Я и забыла, какая здесь большая церковь – почти собор. Шпиль виден за много миль.

– Зачем, Крэйг?

Он высматривал свободное место у обочины и наконец припарковался между «тойотой» и «вольво». Человек десять в бурых, черных и серых одеждах шли по дорожке к распахнутым дверям церкви. Я узнала толстушку миссис Дьюэр из школы – она опиралась на руку какого-то мужчины, наверное мужа. А вот дядя Питер, который мне, если разобраться, вовсе не дядя, – хромает со своей тросточкой. Молодую пару я не знаю… Господи, а это…

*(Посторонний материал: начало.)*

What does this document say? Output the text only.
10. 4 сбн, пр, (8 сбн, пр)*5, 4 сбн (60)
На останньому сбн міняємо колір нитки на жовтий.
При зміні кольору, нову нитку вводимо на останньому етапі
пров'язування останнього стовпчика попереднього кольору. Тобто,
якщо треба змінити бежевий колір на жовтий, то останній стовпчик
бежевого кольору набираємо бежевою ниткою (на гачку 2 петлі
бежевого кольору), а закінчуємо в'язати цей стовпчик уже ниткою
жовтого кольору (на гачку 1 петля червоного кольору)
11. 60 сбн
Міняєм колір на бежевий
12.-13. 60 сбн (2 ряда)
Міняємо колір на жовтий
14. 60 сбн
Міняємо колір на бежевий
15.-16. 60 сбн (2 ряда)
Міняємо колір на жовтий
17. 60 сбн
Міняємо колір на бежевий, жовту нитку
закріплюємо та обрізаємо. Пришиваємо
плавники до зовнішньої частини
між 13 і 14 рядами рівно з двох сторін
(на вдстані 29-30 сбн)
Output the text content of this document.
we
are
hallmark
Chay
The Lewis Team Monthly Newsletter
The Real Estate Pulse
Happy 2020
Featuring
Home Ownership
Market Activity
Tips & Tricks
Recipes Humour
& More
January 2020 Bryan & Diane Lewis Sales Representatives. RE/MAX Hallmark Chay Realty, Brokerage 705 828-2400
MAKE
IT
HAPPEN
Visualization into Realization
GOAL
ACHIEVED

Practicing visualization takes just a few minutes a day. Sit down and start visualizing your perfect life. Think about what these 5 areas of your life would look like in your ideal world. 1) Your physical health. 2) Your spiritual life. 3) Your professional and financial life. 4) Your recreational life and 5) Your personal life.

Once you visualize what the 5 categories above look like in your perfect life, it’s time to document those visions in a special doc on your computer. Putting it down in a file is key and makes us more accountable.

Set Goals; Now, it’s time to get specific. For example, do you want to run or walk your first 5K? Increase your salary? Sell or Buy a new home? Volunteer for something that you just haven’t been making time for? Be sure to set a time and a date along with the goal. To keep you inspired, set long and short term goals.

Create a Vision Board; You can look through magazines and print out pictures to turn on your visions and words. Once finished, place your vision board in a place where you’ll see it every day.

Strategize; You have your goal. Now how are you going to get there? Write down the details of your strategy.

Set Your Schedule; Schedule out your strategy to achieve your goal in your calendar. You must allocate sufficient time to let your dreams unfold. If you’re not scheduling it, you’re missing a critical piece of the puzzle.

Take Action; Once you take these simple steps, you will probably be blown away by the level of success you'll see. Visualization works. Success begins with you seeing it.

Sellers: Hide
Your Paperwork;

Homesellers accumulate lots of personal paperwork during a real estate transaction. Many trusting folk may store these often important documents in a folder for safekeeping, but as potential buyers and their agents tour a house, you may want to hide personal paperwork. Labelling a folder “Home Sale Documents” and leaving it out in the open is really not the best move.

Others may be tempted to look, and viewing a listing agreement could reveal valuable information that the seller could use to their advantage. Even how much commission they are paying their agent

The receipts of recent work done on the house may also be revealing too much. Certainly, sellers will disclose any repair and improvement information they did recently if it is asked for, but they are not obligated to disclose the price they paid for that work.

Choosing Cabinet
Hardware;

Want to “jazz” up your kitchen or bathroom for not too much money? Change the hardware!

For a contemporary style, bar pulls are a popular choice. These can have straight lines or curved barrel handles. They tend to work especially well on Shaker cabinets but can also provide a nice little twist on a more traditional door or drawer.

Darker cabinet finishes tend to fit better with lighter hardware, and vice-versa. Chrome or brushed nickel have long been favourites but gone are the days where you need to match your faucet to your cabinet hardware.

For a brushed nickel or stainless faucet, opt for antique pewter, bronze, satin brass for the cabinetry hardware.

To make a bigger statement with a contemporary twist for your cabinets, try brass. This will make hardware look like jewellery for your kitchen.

Я воображала, что он придет первым, чтобы можно было стоять на ступеньках, как положено организатору торжества, целовать прибывших в щеку, обмениваться рукопожатиями. Но он только-только выбирался из голубого «рено», припаркованного дальше по дороге. Волосы из подернутых сединой стали совсем белыми, черный костюм болтался мешком. Я никогда не видела его таким худым, да и ростом он стал меньше. Черный костюм и седина придавали облику некоторый аристократизм – он напоминал шаркающих ногами, надутых старцев, которые забирались в мой кеб и требовали доставить их в клуб «Гаррик». Я запомнила его таким, каким он был при нашей последней встрече, двенадцать лет назад, но теперь все изменилось.